A cena descrita é forte e nos faz pensar em quanto de ressentimento descontrolado estaria presente no momento em que, a um poeta da primeira metade do século 19, pôde ser imputada a culpa coletiva de ter sido derrubada, em 1917, uma autocracia para colocar outra no lugar.

Lembrei-me da cena ao ler sobre o ataque à estátua de Borba Gato. Não, não creio que Púchkin e o bandeirante chamuscado no evento da semana passada possam ser comparados em sua contribuição à humanidade, e tampouco se tratou de uma turba ensandecida em um momento histórico, o grupo de 15 pessoas que lotou um caminhão para incendiar a estátua.
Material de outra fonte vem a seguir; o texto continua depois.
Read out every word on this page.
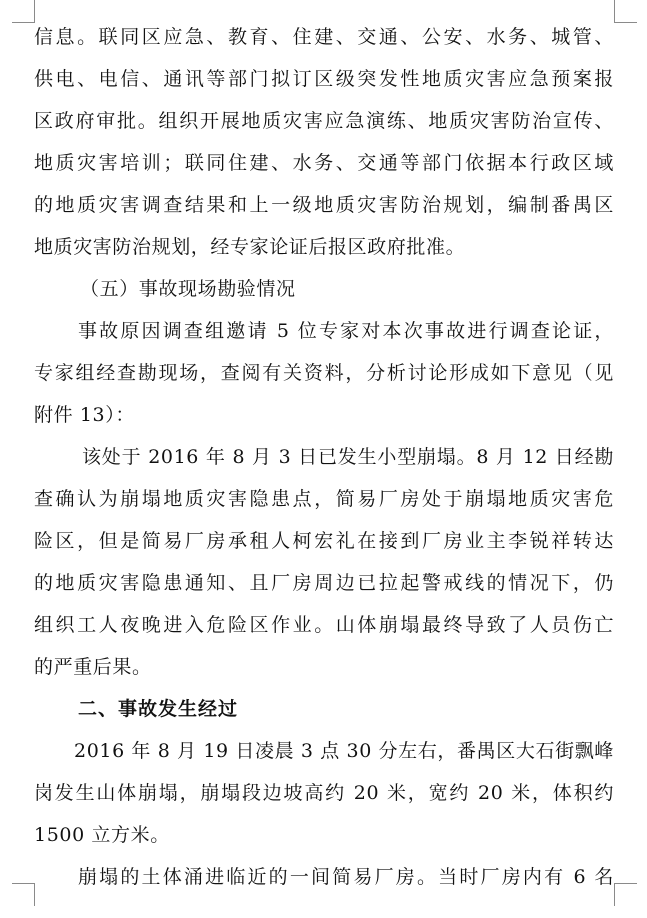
信息。联同区应急、教育、住建、交通、公安、水务、城管、
供电、电信、通讯等部门拟订区级突发性地质灾害应急预案报
区政府审批。组织开展地质灾害应急演练、地质灾害防治宣传、
地质灾害培训；联同住建、水务、交通等部门依据本行政区域
的地质灾害调查结果和上一级地质灾害防治规划，编制番禺区
地质灾害防治规划，经专家论证后报区政府批准。
（五）事故现场勘验情况
事故原因调查组邀请 5 位专家对本次事故进行调查论证，
专家组经查勘现场，查阅有关资料，分析讨论形成如下意见（见
附件 13）：
该处于 2016 年 8 月 3 日已发生小型崩塌。8 月 12 日经勘
查确认为崩塌地质灾害隐患点，简易厂房处于崩塌地质灾害危
险区，但是简易厂房承租人柯宏礼在接到厂房业主李锐祥转达
的地质灾害隐患通知、且厂房周边已拉起警戒线的情况下，仍
组织工人夜晚进入危险区作业。山体崩塌最终导致了人员伤亡
的严重后果。
二、事故发生经过
2016 年 8 月 19 日凌晨 3 点 30 分左右，番禺区大石街飘峰
岗发生山体崩塌，崩塌段边坡高约 20 米，宽约 20 米，体积约
1500 立方米。
崩塌的土体涌进临近的一间简易厂房。当时厂房内有 6 名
Mas ficou a sensação de que estátuas são homenagens prestadas a partir de certa leitura da história, que pode perder sentido, anos depois, assim como a de que equívocos nesse sentido podem ocorrer, numa tentativa de apagar legados.

Algo que me chama a atenção nesse linchamento de personagens históricos é o fato de que isso acontece desconsiderando o espírito de época em que viveram, dentro do grupo social em que estavam inseridos. Assemelha-se, em certo sentido, a críticas a Monteiro Lobato, todas pertinentes, afinal seus textos são claramente racistas, mas que tentavam vetar suas obras para leitura infantil. No fim, chegou-se à conclusão de que professores podem, certamente, trabalhar com as crianças esses livros e usar suas falhas para com elas discutir as questões éticas subjacentes.

Ao ler o segundo volume da obra de Laurentino Gomes, "Escravidão", pude ter, mais uma vez, a dimensão clara do que Borba Gato significou na história do Brasil. Sim, ele nos levou a conhecer o Brasil "profundo", ainda inexplorado pelo colonizador. No caminho, porém, escravizou índios, levou negros escravos, estuprou mulheres, matou quem a ele se opôs. E, em 1962, uma estátua dele, criada por Júlio Guerra, foi instalada no bairro de Santo Amaro, em São Paulo, como uma homenagem não merecida aos nossos olhos de hoje.

Borba Gato evidentemente não se compara a Púchkin ou a Lobato. Faz sentido então queimar a estátua? Não creio. Preferia uma destinação melhor a ser debatida com a população: colocá-la num museu onde se pudesse ensinar às crianças o real significado das entradas e bandeiras. Como fizeram, aliás, outros países com seus heróis destronados.